Una volta abbandonate le teorie sull’inuguaglianza biologica delle razze, ci troviamo ancora di fronte in tutta la sua complessità il problema della molteplicità e diversità delle culture. Limitarsi ad affermare l’uguaglianza naturale di tutti gli uomini non basta, le grandi dichiarazioni dei diritti dell’uomo hanno la forza e la debolezza di enunciare un ideale troppo spesso dimentico del fatto che l’uomo non realizza la propria natura in un’umanità astratta, ma in culture tradizionali. Questa comune umanità si realizza attraverso e non malgrado le differenze culturali. Il progresso è sempre frutto della reciproca fecondazione di tradizioni culturali diverse. Il peggior nemico di un simile modello di dialogo aperto, attivo e generalizzato fra le culture è l’etnocentrismo.

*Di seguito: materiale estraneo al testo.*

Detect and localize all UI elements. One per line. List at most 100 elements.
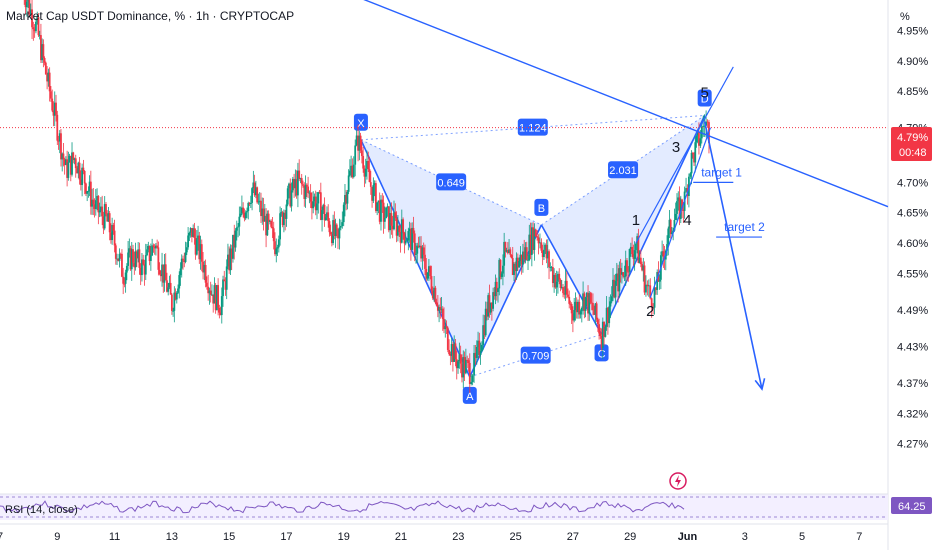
candle-body <box>212 294 215 304</box>
candle-body <box>31 9 33 28</box>
candle-body <box>215 285 218 311</box>
candle-body <box>399 231 402 243</box>
lightning-alert-icon[interactable] <box>669 472 687 490</box>
candle-body <box>109 232 112 241</box>
x-tick-label: 5 <box>799 531 805 543</box>
candle-body <box>55 102 57 115</box>
candle-body <box>488 295 491 313</box>
candle-body <box>352 164 355 178</box>
candle-body <box>624 260 627 277</box>
candle-body <box>582 293 584 308</box>
candle-body <box>267 213 270 222</box>
candle-body <box>366 160 368 169</box>
candle-body <box>478 340 481 355</box>
candle-body <box>175 292 178 300</box>
candle-body <box>565 280 568 295</box>
harmonic-pattern[interactable]: 0.649 0.709 2.031 1.124 X A B C D <box>353 89 712 404</box>
candle-body <box>312 201 315 209</box>
candle-body <box>300 178 303 185</box>
point-badge <box>697 89 712 107</box>
candle-body <box>43 57 46 63</box>
candle-body <box>86 191 89 194</box>
candle-body <box>248 202 251 205</box>
candle-body <box>111 225 114 241</box>
candle-body <box>560 287 563 288</box>
candle-body <box>627 271 630 273</box>
target-label-1: target 1 <box>701 165 742 179</box>
candle-body <box>685 188 687 192</box>
candle-body <box>170 294 173 311</box>
candle-body <box>658 279 661 282</box>
x-tick-label: 19 <box>338 531 350 543</box>
candle-body <box>523 251 526 260</box>
candle-body <box>617 273 619 292</box>
candle-body <box>677 197 680 202</box>
candle-body <box>471 375 474 382</box>
candle-body <box>433 287 436 299</box>
rsi-pane <box>0 494 888 520</box>
candle-body <box>293 178 295 189</box>
candle-body <box>99 206 102 211</box>
x-tick-label: 15 <box>223 531 235 543</box>
candle-body <box>98 210 101 213</box>
point-label-a: A <box>466 391 474 403</box>
candle-body <box>629 246 632 250</box>
candle-body <box>513 263 515 276</box>
candle-body <box>544 244 547 250</box>
candle-body <box>466 359 469 361</box>
x-tick-label: 23 <box>452 531 464 543</box>
target-label-2: target 2 <box>724 220 765 234</box>
price-axis-panel[interactable] <box>888 0 932 550</box>
candle-body <box>510 254 513 259</box>
candle-body <box>376 202 379 211</box>
candle-body <box>568 296 571 304</box>
candle-body <box>400 219 403 243</box>
candle-body <box>317 192 320 204</box>
ratio-label-ac: 0.709 <box>522 351 550 363</box>
candle-body <box>191 228 193 237</box>
candle-body <box>164 264 167 281</box>
candle-body <box>503 241 506 266</box>
candle-body <box>473 352 475 376</box>
y-tick-label: 4.55% <box>897 269 928 281</box>
candle-body <box>407 231 410 241</box>
projection-arrow-head <box>754 378 766 391</box>
candle-body <box>484 308 487 336</box>
candle-body <box>666 244 668 251</box>
candle-body <box>490 302 493 309</box>
candle-body <box>333 220 336 236</box>
candle-body <box>480 344 483 352</box>
candle-body <box>166 280 168 292</box>
candle-body <box>415 253 417 255</box>
candle-body <box>579 311 582 315</box>
candle-body <box>194 238 197 255</box>
candle-body <box>311 201 313 209</box>
candle-body <box>457 361 459 369</box>
rsi-label[interactable]: RSI (14, close) <box>5 504 78 516</box>
candle-body <box>655 287 657 290</box>
candle-body <box>508 249 510 254</box>
candle-body <box>214 285 217 311</box>
y-tick-label: 4.32% <box>897 408 928 420</box>
ratio-badge <box>517 118 548 136</box>
drawing-overlays[interactable]: 1 2 3 4 5 target 1 target 2 <box>0 0 889 391</box>
candle-body <box>337 229 339 239</box>
ratio-label-bd: 2.031 <box>609 165 637 177</box>
candle-body <box>207 286 210 294</box>
candle-body <box>409 228 412 250</box>
point-label-b: B <box>538 203 545 215</box>
candle-body <box>189 228 192 233</box>
price-axis-ticks: 4.95%4.90%4.85%4.79%4.75%4.70%4.65%4.60%… <box>897 25 928 450</box>
candle-body <box>324 217 327 221</box>
candle-body <box>493 292 496 297</box>
candle-body <box>430 276 433 291</box>
candle-body <box>182 258 184 261</box>
candle-body <box>355 135 358 146</box>
candle-body <box>633 250 636 259</box>
candle-body <box>302 184 304 186</box>
candle-body <box>87 190 90 192</box>
candle-body <box>537 237 540 244</box>
candle-body <box>514 263 517 272</box>
candle-body <box>156 245 159 248</box>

L’etnocentrismo è un atteggiamento radicato nella maggior parte degli uomini, che semplicemente rifiuta di ammettere il fatto stesso della diversità culturale, identificando la cultura e l’umanità con le proprie norme e le proprie consuetudini locali. È l’atteggiamento che nell’antichità portava a definire ‘barbaro’ chi non faceva parte della cultura greca o romana, e che ha condotto l’Occidente moderno all’uso di termini come ‘selvaggio’. Questo atteggiamento di pensiero nel cui nome si respingono i ‘selvaggi’ fuori dell’umanità, è proprio l’atteggiamento più caratteristico che contraddistingue quei selvaggi medesimi”.